Most of the field researchers interviewed appeared to be more ethically comfortable in changing the way they dressed rather than their opinions.  It seemed to be generally believed that it would be unethical to misrepresent your views in an attempt to fit in.

Quantitative versus qualitative data

The approach to fieldwork seems to be influenced by the nature of data collected: quantitative versus qualitative data, and the researcher’s training.

Researchers with training in qualitative methods appear to be more anxious about the qualitative data; there is anxiety about missing details. Perhaps training in qualitative methods leads to a realization that everything can be regarded as data. And therefore, details that can help weave a story can be easily missed.

I am not as anxious about the collection of qualitative data as I am of the quantitative data. The only data I have to work with is the data based on the survey instrument. Since the scope of the data collected in this manner is in some sense is narrower than that of the ethnography I experience nervousness about whether this data is collected properly.  I don’t still, in some sense, share an ethnographer‘s anxiety of missing details that are crucial in building a story.

The freedom that the field provides

Often people find that the field provides certain freedoms that are not available in their day- to-day life. These liberties could be related to the freedom of being an outsider, or it could just be related to the structure of the field space.

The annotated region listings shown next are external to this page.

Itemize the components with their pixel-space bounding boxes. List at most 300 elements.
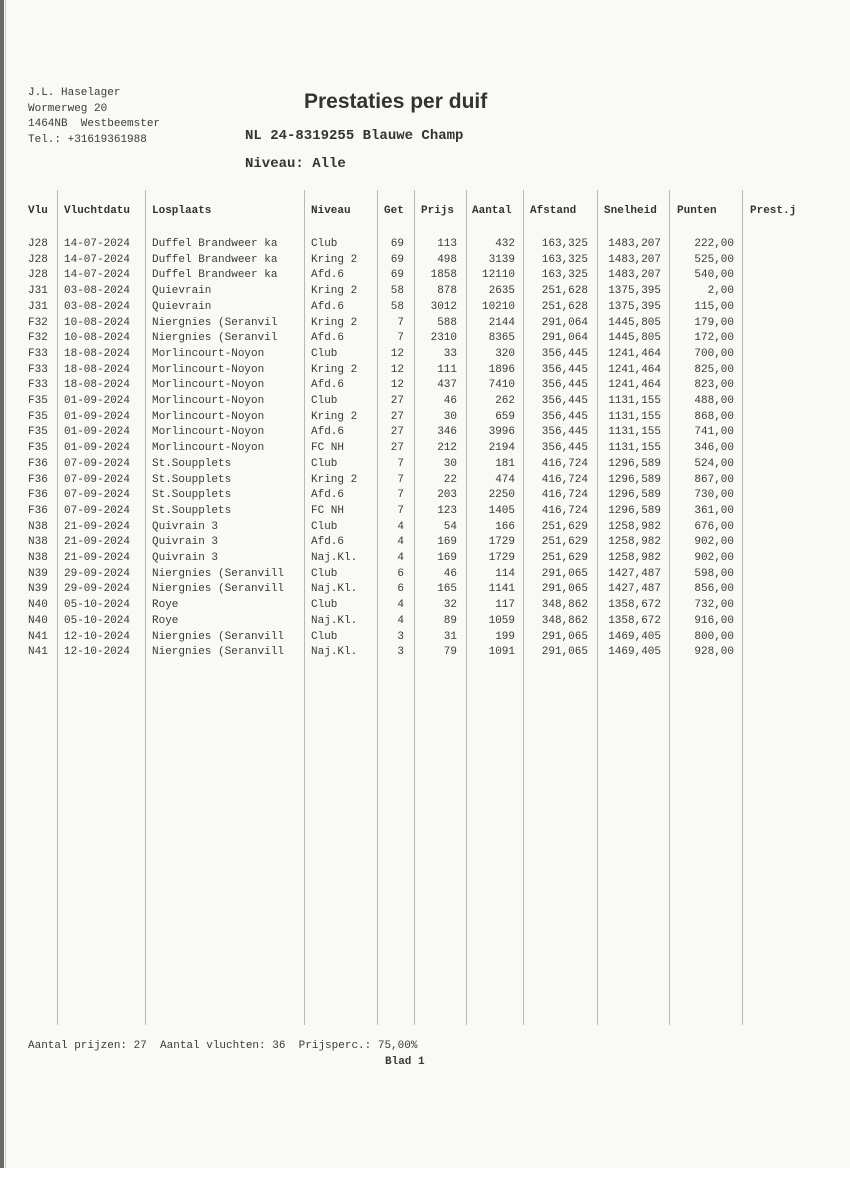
cell-losplaats: Quivrain 3 [152,520,219,533]
cell-niveau: Naj.Kl. [311,614,358,627]
header-losplaats: Losplaats [152,205,212,217]
cell-aantal: 117 [495,599,515,612]
header-prestatie: Prest.j [750,205,797,217]
table-row [0,254,850,270]
cell-afstand: 416,724 [541,457,588,470]
owner-name: J.L. Haselager [28,87,121,99]
cell-niveau: Kring 2 [311,316,358,329]
cell-snelheid: 1358,672 [608,599,661,612]
cell-vlu: J28 [28,238,48,250]
cell-aantal: 1141 [488,583,515,596]
cell-snelheid: 1483,207 [608,238,661,250]
cell-aantal: 3996 [488,426,515,439]
cell-vluchtdatum: 14-07-2024 [64,269,131,282]
table-row [0,489,850,505]
cell-prijs: 212 [437,442,457,455]
cell-get: 58 [390,300,404,313]
cell-get: 4 [397,552,404,564]
cell-losplaats: Morlincourt-Noyon [152,379,265,392]
cell-afstand: 163,325 [541,253,588,266]
cell-losplaats: Quivrain 3 [152,552,219,564]
cell-afstand: 251,628 [541,300,588,313]
table-row [0,411,850,427]
cell-losplaats: St.Soupplets [152,473,232,486]
cell-get: 4 [397,599,404,612]
cell-vluchtdatum: 10-08-2024 [64,332,131,345]
cell-afstand: 356,445 [541,379,588,392]
cell-losplaats: St.Soupplets [152,489,232,502]
cell-get: 4 [397,614,404,627]
cell-vlu: N39 [28,583,48,596]
cell-punten: 540,00 [694,269,734,282]
cell-snelheid: 1483,207 [608,269,661,282]
cell-snelheid: 1258,982 [608,536,661,549]
cell-niveau: Club [311,567,338,580]
cell-afstand: 416,724 [541,473,588,486]
cell-punten: 867,00 [694,473,734,486]
cell-vluchtdatum: 18-08-2024 [64,379,131,392]
cell-prijs: 31 [443,630,457,643]
cell-afstand: 291,065 [541,630,588,643]
cell-afstand: 348,862 [541,599,588,612]
table-row [0,458,850,474]
cell-losplaats: Duffel Brandweer ka [152,253,278,266]
cell-prijs: 113 [437,238,457,250]
cell-niveau: Afd.6 [311,536,345,549]
cell-losplaats: Niergnies (Seranvil [152,332,278,345]
cell-aantal: 10210 [481,300,515,313]
cell-vluchtdatum: 18-08-2024 [64,347,131,360]
cell-vluchtdatum: 05-10-2024 [64,614,131,627]
cell-niveau: Club [311,630,338,643]
cell-vlu: N41 [28,646,48,659]
cell-losplaats: Quievrain [152,285,212,298]
cell-prijs: 3012 [430,300,457,313]
header-get: Get [384,205,404,217]
cell-aantal: 8365 [488,332,515,345]
table-row [0,568,850,584]
cell-prijs: 346 [437,426,457,439]
cell-punten: 856,00 [694,583,734,596]
owner-city: 1464NB Westbeemster [28,118,161,130]
cell-aantal: 1405 [488,504,515,517]
cell-punten: 732,00 [694,599,734,612]
cell-get: 27 [390,395,404,407]
cell-snelheid: 1427,487 [608,567,661,580]
table-row [0,536,850,552]
cell-aantal: 1059 [488,614,515,627]
cell-get: 6 [397,583,404,596]
cell-afstand: 356,445 [541,395,588,407]
cell-get: 7 [397,332,404,345]
level-filter: Niveau: Alle [245,156,346,172]
cell-snelheid: 1258,982 [608,520,661,533]
cell-snelheid: 1358,672 [608,614,661,627]
cell-losplaats: Quievrain [152,300,212,313]
cell-niveau: Naj.Kl. [311,583,358,596]
cell-aantal: 320 [495,347,515,360]
cell-niveau: Club [311,238,338,250]
cell-losplaats: Morlincourt-Noyon [152,410,265,423]
cell-punten: 676,00 [694,520,734,533]
cell-punten: 488,00 [694,395,734,407]
cell-punten: 179,00 [694,316,734,329]
cell-prijs: 30 [443,410,457,423]
table-row [0,332,850,348]
cell-aantal: 659 [495,410,515,423]
cell-punten: 916,00 [694,614,734,627]
cell-losplaats: St.Soupplets [152,504,232,517]
cell-afstand: 251,629 [541,520,588,533]
cell-vlu: N39 [28,567,48,580]
owner-street: Wormerweg 20 [28,102,108,115]
cell-get: 12 [390,347,404,360]
cell-prijs: 169 [437,536,457,549]
cell-niveau: Kring 2 [311,363,358,376]
cell-afstand: 163,325 [541,269,588,282]
cell-vluchtdatum: 29-09-2024 [64,583,131,596]
cell-get: 27 [390,426,404,439]
cell-punten: 825,00 [694,363,734,376]
cell-niveau: Club [311,347,338,360]
cell-losplaats: St.Soupplets [152,457,232,470]
cell-vlu: F33 [28,347,48,360]
table-row [0,615,850,631]
scan-bottom [0,1168,850,1183]
owner-phone: Tel.: +31619361988 [28,133,147,146]
cell-get: 69 [390,253,404,266]
cell-afstand: 291,064 [541,332,588,345]
cell-snelheid: 1258,982 [608,552,661,564]
cell-losplaats: Niergnies (Seranvill [152,583,285,596]
cell-punten: 346,00 [694,442,734,455]
table-row [0,474,850,490]
table-row [0,426,850,442]
cell-aantal: 2194 [488,442,515,455]
cell-niveau: Afd.6 [311,489,345,502]
cell-vlu: F32 [28,332,48,345]
cell-niveau: Afd.6 [311,269,345,282]
cell-snelheid: 1296,589 [608,489,661,502]
cell-punten: 902,00 [694,536,734,549]
cell-vlu: F35 [28,442,48,455]
cell-aantal: 114 [495,567,515,580]
cell-prijs: 33 [443,347,457,360]
cell-losplaats: Morlincourt-Noyon [152,442,265,455]
cell-losplaats: Duffel Brandweer ka [152,269,278,282]
cell-losplaats: Morlincourt-Noyon [152,395,265,407]
cell-vluchtdatum: 01-09-2024 [64,426,131,439]
cell-vlu: F36 [28,457,48,470]
cell-aantal: 2144 [488,316,515,329]
cell-vluchtdatum: 07-09-2024 [64,473,131,486]
page-number: Blad 1 [385,1056,425,1068]
cell-afstand: 291,065 [541,583,588,596]
cell-punten: 800,00 [694,630,734,643]
cell-vlu: N38 [28,552,48,564]
cell-aantal: 432 [495,238,515,250]
cell-vluchtdatum: 14-07-2024 [64,253,131,266]
cell-vlu: F33 [28,379,48,392]
cell-vluchtdatum: 12-10-2024 [64,630,131,643]
cell-prijs: 22 [443,473,457,486]
cell-punten: 115,00 [694,300,734,313]
cell-afstand: 251,629 [541,536,588,549]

In the field, it was generally felt that in spite of putting in a lot of effort to fit in, a researcher is typically an outsider.  Therefore, there are fewer preconceived notions about how she/he should behave, and hence greater acceptance of what might be considered aberrant behavior in non- field spaces.  So, while a researcher might be hesitant, as a woman, to smoke in certain parts of Bangalore, she may feel that on the field this behaviour may be accepted more easily, because she is perceived to come from a different context.  However, it is recognised that this may also attract attention, and therefore may also be risky. Regarding structural spaces, for me, often it has to do with the size of the places that I inhabit. For example, I find the size of Haveri town much smaller than Bangalore. This creates a sense of everybody knowing everybody, and therefore, I am more willing to take risks in Haveri than I would be in Bangalore. I feel there are fewer restrictions on my mobility.

 Ease or Security

While comfort appeared to be important in field work, what constituted comfort varied among researchers interviewed. For some, it meant comfort at the place they were staying, for others it meant availability of facilities in the field, for example, the presence of clean bathrooms.

Security also meant different things to different people. Field researchers not leading a project reflected on individual security on the field, whereas field researchers who were leading or coordinating a project reflected on the security of their team members on the field. They also reflected on processes that should be put in place to ensure the security of team members in the field- particularly, with regards to instances where they would not be onsite and hence coming up with security procedures for the team would be important. However, what was considered unsafe varied among researchers. For instance, waiting for the bus at the Haveri bus-stop alone late at night was considered unsafe by certain researchers while other researchers felt quite safe in these situations.

Women especially seemed to feel that an established connection with people and the place helped them feel more secure. It was also felt that an established connection with people also helped in breaking the ice and creating access to the field members.

In this article, I have tried to explore some of issues that I feel make field work both interesting and challenging.  The process of being in the field has I think affected the way I understand and think about data.  Writing this article has led to the understanding that various factors influence a person’s attitude to the field and the data that emerges as a result. Data, in some sense, has become more elusive and mysterious and therefore more interesting to me.